Wellington's south coast could witness the march of the crayfish, as they swell in numbers and crawl out of the sea to seek new food sources.
New research on Wellington's Taputeranga Marine Reserve has showed the depleted crayfish population will recover from the effects of overfishing, but it could take as long as 40 years.
"We will see bigger crayfish, and we'll see more abundant crayfish," marine biologist professor Jonathan Gardner, of Victoria University, said.
As their population grew, crayfish off the south coast would need to look for different food sources, he said. Blue mussels did not grow in the area naturally, so food sources were limited.
"In Wellington, it means we'll have a change in both diet and behaviour."
It was likely that crayfish would begin to move into the intertidal zone, even crawling out of the ocean at night to feed on seaweed.

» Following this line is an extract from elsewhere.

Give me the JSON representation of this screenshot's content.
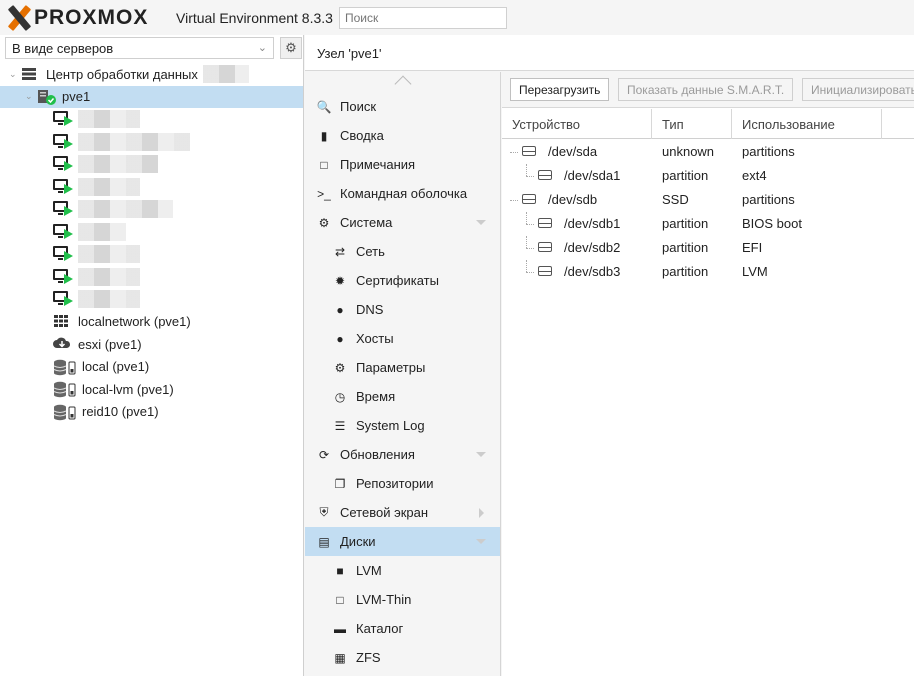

"It's mindblowing to think crayfish commonly used to inhabit the intertidal zone. They would crawl into crevices and under rocks."
In the past, Maori caught crayfish by feeling for them with their feet, grabbing them by their antennae and hurling them ashore.
The 854ha Taputeranga reserve was opened in 2008.
"It's only been in effect for six years, Prof Gardner said. "They are starting to come back, but it will take decades to reach the levels they were a couple of generations ago in the 1940s."
There were about four times as many crayfish then as now, the study said.
Prof Gardner said they were "opportunistic scavengers". "They prefer meat, but they'll take what they can get."
They had already been observed in the intertidal zone in the Te Tapuwae o Rongokako Marine Reserve, near Gisborne, created in 1999.
The new study compared past fishing records to the current state of the south coast.
It involved scientists from Victoria University, the University of British Columbia, and Niwa.
The lead author, PhD student Tyler Eddy, collected data over three years of diving in the area.